Он подтолкнул ее. Послышался шорох листвы, и с деревьев посыпались какие-то тени. Тьму разорвал ужасный вопль, ноздри наполнились омерзительной вонью. Она увидела безволосые бока, выступающую морду и ядовитые когти. Прозвучал второй крик, потом третий. Еще двое, боящиеся упустить добычу. И хотя она знала, что мужчина, которого она так легко могла бы полюбить, неминуемо погибнет, пожертвовав жизнью ради ее спасения, она побежала.

Она бежала, как в кошмаре, чувствуя смерть, преследующую по пятам, и слыша где-то вдали голос, полный муки, с каждым разом все более слабеющий и уже неузнаваемый.

В конце концов она поняла, что больше не может бежать.

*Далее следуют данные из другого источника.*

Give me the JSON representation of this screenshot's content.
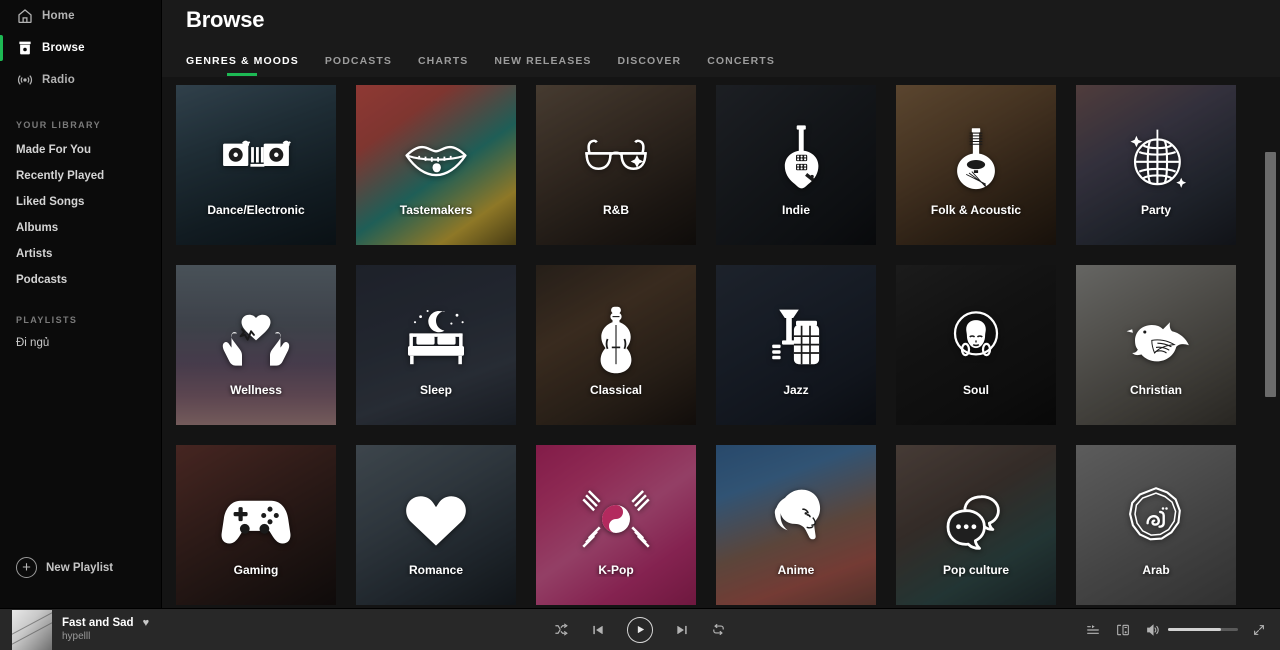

Она упала и лежала, ожидая запаха разложения и треска своей раздираемой плоти, но ничего не произошло. Ребенок захныкал у ее груди, требуя молока, которого у нее не было.

Плечо саднило. Постепенно всю спину и предплечье охватила тупая парализующая боль. По ее боку стекал тоненький ручеек крови. Она не помнила ни удара лапой, ни царапающего когтя, но поняла, что вся ее борьба все равно была напрасна.

Заравийка поднялась на ноги, сжимая дитя в немеющих руках, в колыбели уже гибнущей плоти. «Ты, — подумала она. — Все ты». Но как ни странно, она не испытывала особой ненависти к ребенку.